Attorney guides 'golden parachute' clients

By Sheila Pursglove
Legal News

Without expert legal input, a “golden parachute” may be severely tarnished, according to Jackson native Bob Johnston, an attorney with Howard & Howard in Royal Oak, practicing in the areas of qualified retirement plans, executive compensation and employee benefit plans.   

“Nearly every merger or acquisition provides challenges related to severance and other compensation payable to key executives of the acquired firm,” he explains. “Without advance planning, executives receiving ‘golden parachutes’ can incur substantial penalty taxes severely diminishing the value of their compensation package.   

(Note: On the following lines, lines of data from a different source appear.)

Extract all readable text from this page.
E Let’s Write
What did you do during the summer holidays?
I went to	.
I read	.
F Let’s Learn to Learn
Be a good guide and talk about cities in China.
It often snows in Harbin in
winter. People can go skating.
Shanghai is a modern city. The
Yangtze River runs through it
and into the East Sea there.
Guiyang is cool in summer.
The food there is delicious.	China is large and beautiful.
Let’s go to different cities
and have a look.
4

“In a recent bank merger, our firm served as special counsel to a group of 17 bank executives. By working closely with counsel for the merger parties, we not only assured that penalty taxes would be avoided, but in several cases, we secured favorable post-merger employment agreements and protections for the executives.”

Named among DBusiness “Top Lawyers,” and a member of the State Bar of Michigan and its section on Taxation Law, Johnston explains that the employee benefits and executive compensation practice involves a statutory and regulatory labyrinth.    

“This tends to overwhelm clients who don’t work full-time on these issues but who are required to navigate and comply with ever-changing benefits laws,” he says. “I enjoy simplifying and breaking down a complex subject matter into understandable and practical advice – I enjoy providing solutions to puzzles.”

And some of those puzzles can be every bit as mind-boggling as the jigsaw puzzles, Soduko, Kakuro, crosswords, and jumbles that Johnston enjoys in his leisure time.

As an example, in the mid-1980s, Howard & Howard represented a large financial institution with extensive trust operations, that historically had offered institutional customers, such as pension plans, a variety of common trust funds. Johnston and a colleague were charged with converting those to proprietary mutual funds.

“The project presented what at first seem to be an overwhelming number of novel benefits and securities issues and very few banks in the Midwest had pursued similar conversions at the time,” Johnston says. “Within 12 months, we had assisted our client in successfully registering and offering its proprietary funds in compliance with ERISA and securities laws.
Looking back, I’m not sure exactly how the puzzles presented by this project were actually solved in that timeframe.”   

Johnston shares his expertise as an instructor for the Certified Employee Benefits Specialist Program, co-sponsored by the Wharton School of Business, the International Foundation of Employee Benefit Plans and Michigan State University.   

“The students are human resource generalists with little to no technical background,” he says. “What I enjoy most, particularly in the case of finance, is helping the students develop problem solving skills that transcend memorization. If I’ve done my job well, students will be able to practically apply those skills in benefits and compensation projects.”

He also is a frequent lecturer for numerous organizations, including the American Bankers Association, the Community Bankers Association of Illinois and the International Foundation of Employee Benefit Plans; and has authored articles for the American Bar Association’s Tort & Insurance Law Journal, and for Michigan Banker magazine.   

In his highly specialized practice, Johnston constantly draws on a variety of skill sets including finance, writing, mathematics and technical analysis, skills he learned in his secondary and collegiate education.    

He received his B.A., magna cum laude, from Albion College, an education heavily weighted in the liberal arts, including an emphasis in American literature, Greek and Roman literature, Latin, science and mathematics. This “hodgepodge” of academic pursuits led him to conclude that a career with flexibility and drawing on a variety of source materials would be ideal.

“From a very early age, I had identified a career in the law as providing exactly that type of flexibility,” he says.    

He received his J.D. from the University of Michigan.

“The greatest highlight of my time at U of M was learning at the hand of some of the finest legal minds in the nation,” he says. “An extraordinarily high percentage of my professors had authored or co-authored leading texts and treatises. Although engaging with these scholars in Socratic dialogue was often intimidating, it was also a rewarding, intellectual challenge.   

“Beyond that, it’s hard to beat a football Saturday in Ann Arbor.”   

Johnston is a native of Jackson, where his father was born and still resides.

“I have many close friends there dating back to my grade school days,” Johnston says. “While Jackson is not exactly Mayberry, it will always be a very special place to me.”   

Johnston and his wife of 26 years met when he was with Howard & Howard in Kalamazoo. The couple has made Farmington Hills their home since 1990, where they raised their son, a recent finance degree graduate; and a daughter who recently graduated with a degree in elementary education.

An avid music fan, Johnston regularly enjoys live music.

“I like to think it keeps me young, at least at heart,” he says.    

He is also an avid golfer, when time permits; and falls are dominated by Michigan football and hosting large tailgates, which leads to another hobby. A craft beer enthusiast since the early 1980s, he loves incorporating that interest with travel around the world. He has been to Belgium, Great Britain and throughout the U.S. on beer related journeys and currently has approximately 600 to 800 beers in his “beer cellar.”